"La cruz no es solo un instrumento de muerte, sino un lugar de fractura" "Jesús no reacciona. Se queda quieto. Se carga con cada Auschwitz y cada Gaza, con cada Abu Ghraib y cada El-Agheila"

Crucifixión de Chagall
Crucifixión de Chagall

Jesús es condenado a muerte. Y este juicio se traduce inmediatamente en el hecho de que su cuerpo ya no cuenta: pasa de mano en mano, como si fuera una cosa. Está en manos de los soldados, ya no en manos del poder religioso ni en las del poder político. Es el turno del poder ejecutivo. Los soldados lo llevan al interior del pretorio, lo colocan en el centro, como se haría con un objeto para observar. Lo adornan con un manto púrpura, el de los soberanos; lo coronan como si fuera una estatua. Y él está allí, sin sentido, como un rey en carnaval, vestido así solo para hacer reír poco antes de morir. Y la corona le pincha, porque está hecha de espinas.

La frialdad del proceso era serena, legal. Ahora el orden establecido da paso al desorden de la violencia. La acción ya no necesita legitimarse: simplemente puede ocurrir. Así se revela la realeza por lo que es: una farsa.

Luz es mi cruz
Luz es mi cruz

Lo golpean con una caña, le escupen, se arrodillan para burlarse de él. Ya no hay control sobre ese cuerpo que parece atraer hacia sí el abismo. Lo que se desata contra Jesús no es la imposición de un castigo, sino la puesta en escena de una destrucción trágicamente lúdica. Jesús no reacciona. Se queda quieto. Se carga con cada Auschwitz y cada Gaza, con cada Abu Ghraib y cada El-Agheila.

Al final, le arrancan el manto rojo y le visten con sus ropas. El teatro del cuerpo ha terminado. Concluye la burla, que da paso a la logística. Se pasa al transporte hacia el lugar de la ejecución. El peso de la cruz, en este momento, es demasiado. Los soldados, agotada la violencia, recuperan la razón y obligan a un transeúnte, Simón de Cirene, a llevarla. Marco anota el detalle de sus hijos: «padre de Alejandro y Rufo». Es una nota sin sentido si no diera al relato el sabor de la realidad, de la piedad, de las relaciones familiares, quitándole el domopak de violencia pulp y grotesca.
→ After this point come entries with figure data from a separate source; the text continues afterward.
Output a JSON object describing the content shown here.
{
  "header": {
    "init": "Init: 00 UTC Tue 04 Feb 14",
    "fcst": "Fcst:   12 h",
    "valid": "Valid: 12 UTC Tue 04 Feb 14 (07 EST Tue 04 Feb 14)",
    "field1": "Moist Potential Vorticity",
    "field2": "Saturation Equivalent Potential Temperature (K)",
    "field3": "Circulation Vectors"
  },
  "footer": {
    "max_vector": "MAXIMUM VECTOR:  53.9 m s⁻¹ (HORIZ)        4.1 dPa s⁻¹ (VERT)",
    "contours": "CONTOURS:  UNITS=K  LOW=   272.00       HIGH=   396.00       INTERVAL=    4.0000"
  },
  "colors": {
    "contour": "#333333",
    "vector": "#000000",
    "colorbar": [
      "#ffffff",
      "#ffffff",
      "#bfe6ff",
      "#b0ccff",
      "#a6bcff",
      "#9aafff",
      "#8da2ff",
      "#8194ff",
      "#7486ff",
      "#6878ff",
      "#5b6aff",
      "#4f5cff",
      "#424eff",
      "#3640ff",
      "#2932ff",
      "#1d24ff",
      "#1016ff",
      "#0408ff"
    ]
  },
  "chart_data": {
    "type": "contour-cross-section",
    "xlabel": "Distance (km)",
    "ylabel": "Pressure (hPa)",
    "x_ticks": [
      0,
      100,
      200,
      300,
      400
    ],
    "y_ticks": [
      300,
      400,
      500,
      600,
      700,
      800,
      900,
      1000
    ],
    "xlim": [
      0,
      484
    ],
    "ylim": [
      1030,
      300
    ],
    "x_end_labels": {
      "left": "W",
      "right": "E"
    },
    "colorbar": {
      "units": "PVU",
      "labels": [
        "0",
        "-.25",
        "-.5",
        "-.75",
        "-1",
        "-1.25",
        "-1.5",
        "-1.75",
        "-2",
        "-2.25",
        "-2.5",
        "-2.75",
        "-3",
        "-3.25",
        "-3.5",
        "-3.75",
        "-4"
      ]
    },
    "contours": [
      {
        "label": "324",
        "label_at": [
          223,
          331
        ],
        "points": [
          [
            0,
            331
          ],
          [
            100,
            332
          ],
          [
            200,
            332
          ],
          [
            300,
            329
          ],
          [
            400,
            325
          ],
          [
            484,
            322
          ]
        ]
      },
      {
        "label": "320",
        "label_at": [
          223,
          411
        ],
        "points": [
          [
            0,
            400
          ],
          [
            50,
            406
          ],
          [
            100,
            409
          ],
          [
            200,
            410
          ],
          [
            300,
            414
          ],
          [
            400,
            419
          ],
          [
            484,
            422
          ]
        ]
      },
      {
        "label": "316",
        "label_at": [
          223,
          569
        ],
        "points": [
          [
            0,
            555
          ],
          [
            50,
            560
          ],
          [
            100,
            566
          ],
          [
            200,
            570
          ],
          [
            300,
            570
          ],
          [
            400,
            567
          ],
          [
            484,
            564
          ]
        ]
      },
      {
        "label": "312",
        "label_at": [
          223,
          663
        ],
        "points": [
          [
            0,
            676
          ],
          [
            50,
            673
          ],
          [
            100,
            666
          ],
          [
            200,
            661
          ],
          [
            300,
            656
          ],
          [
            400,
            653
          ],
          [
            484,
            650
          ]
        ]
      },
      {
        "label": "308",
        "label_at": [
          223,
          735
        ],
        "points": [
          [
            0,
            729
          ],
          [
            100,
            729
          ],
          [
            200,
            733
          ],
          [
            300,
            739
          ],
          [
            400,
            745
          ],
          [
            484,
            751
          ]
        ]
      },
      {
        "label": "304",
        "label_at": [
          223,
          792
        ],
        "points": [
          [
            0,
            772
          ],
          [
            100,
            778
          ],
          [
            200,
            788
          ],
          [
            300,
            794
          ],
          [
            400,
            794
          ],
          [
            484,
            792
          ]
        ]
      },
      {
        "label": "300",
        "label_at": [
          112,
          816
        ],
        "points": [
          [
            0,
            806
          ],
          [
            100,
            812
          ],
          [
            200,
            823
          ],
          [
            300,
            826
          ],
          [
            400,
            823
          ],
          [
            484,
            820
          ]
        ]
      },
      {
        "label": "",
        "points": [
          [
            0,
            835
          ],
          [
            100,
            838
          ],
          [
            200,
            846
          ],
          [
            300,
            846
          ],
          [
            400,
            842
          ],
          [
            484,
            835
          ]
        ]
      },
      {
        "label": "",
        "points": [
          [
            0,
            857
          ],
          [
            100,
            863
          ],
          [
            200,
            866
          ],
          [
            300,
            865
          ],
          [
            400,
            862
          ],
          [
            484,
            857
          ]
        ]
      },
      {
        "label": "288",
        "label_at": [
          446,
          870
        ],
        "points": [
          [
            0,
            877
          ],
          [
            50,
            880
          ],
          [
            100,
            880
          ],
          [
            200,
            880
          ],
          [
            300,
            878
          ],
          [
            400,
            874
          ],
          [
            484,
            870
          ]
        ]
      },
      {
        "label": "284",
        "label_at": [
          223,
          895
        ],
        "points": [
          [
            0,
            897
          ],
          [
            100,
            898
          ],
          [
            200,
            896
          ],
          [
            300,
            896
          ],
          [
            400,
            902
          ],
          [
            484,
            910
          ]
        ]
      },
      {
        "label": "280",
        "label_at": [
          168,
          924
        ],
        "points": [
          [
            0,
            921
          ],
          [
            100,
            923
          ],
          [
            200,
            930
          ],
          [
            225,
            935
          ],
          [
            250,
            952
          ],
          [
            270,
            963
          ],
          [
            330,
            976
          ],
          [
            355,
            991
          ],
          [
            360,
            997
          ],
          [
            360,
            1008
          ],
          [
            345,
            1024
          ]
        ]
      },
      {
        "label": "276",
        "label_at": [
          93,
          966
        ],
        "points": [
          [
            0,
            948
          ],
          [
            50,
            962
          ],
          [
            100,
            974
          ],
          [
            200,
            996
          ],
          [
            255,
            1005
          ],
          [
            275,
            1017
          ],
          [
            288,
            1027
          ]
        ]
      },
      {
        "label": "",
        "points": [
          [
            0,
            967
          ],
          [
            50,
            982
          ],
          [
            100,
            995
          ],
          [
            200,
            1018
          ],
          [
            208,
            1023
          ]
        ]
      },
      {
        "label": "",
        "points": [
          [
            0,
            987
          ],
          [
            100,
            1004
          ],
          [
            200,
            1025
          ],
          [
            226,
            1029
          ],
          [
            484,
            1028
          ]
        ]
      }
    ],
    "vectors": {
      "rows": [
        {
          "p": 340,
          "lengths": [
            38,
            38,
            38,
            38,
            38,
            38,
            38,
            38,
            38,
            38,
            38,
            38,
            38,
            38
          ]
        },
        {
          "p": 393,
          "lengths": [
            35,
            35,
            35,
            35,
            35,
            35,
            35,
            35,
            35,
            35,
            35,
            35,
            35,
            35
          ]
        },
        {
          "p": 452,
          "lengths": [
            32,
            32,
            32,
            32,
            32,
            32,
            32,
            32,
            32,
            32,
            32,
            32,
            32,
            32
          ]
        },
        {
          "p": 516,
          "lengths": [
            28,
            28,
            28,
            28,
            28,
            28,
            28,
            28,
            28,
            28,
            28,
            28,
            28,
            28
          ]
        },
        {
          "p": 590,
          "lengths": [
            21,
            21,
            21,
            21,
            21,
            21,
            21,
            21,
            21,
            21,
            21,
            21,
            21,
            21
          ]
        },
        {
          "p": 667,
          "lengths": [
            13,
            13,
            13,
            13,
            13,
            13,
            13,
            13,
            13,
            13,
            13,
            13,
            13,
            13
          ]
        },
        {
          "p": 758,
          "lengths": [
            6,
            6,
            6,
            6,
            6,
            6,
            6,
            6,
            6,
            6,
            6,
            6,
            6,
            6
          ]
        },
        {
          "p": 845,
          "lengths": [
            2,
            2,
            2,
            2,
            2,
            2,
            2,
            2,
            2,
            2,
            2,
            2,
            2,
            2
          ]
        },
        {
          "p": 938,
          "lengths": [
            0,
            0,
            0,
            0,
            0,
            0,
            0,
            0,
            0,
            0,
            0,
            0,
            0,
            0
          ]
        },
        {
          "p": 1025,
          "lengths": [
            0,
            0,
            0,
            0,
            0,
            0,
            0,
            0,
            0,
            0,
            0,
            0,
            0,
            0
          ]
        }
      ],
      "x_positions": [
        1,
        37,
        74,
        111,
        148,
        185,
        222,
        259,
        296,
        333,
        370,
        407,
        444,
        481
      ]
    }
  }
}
La cruz pasa de un cuerpo a otro. Simón la toma. Llevan a Jesús a un lugar llamado Gólgota, que significa «lugar de la calavera». Marcos lo traduce para sus lectores. Es un topónimo que ya lleva en sí el olor de la muerte. No es un nombre cualquiera. Es un nombre que habla de huesos, de fin. Allí le ofrecen a Jesús vino mezclado con mirra: una especie de analgésico, un gesto mínimo de piedad o de convención. Jesús lo rechaza.

«Lo crucificaron». Marcos (16, 16-27) lo dice sin añadir nada. Tres palabras. Sin descripción. Sin detalles. Es un hecho. Ocurre. Y el Evangelio no lo escenifica. La muerte de Jesús no es una película. Basta con el verbo.

Después, los soldados se reparten sus vestiduras, echando a suertes lo que quedaba. La vida de Jesús se ha reducido a su cuerpo, y ahora también se reparten sus ropas. Ya no le queda nada. Está despojado hasta el último detalle. La cruz no es solo un instrumento de muerte, sino un lugar de fractura, de desgarro de todo lo que no sea la carne torturada y los huesos que no se sostienen.

Eran las nueve de la mañana. También se registra la hora. El tiempo, que parecía suspendido, ahora se mide. La ejecución tuvo lugar al comienzo del día. Y sobre la cruz, una inscripción: «El rey de los judíos». Es el motivo de la acusación, pero también se convierte en una declaración colocada sobre la cabeza de Jesús, como si fuera la etiqueta del precio o la leyenda explicativa de un museo.

Junto a él, dos crucificados: «uno a su derecha y otro a su izquierda». Es una escena que evoca, de forma amarga, las peticiones de los discípulos de sentarse a la derecha y a la izquierda en la gloria. Los lugares están ahora ocupados. La gloria habita entre los cuerpos clavados.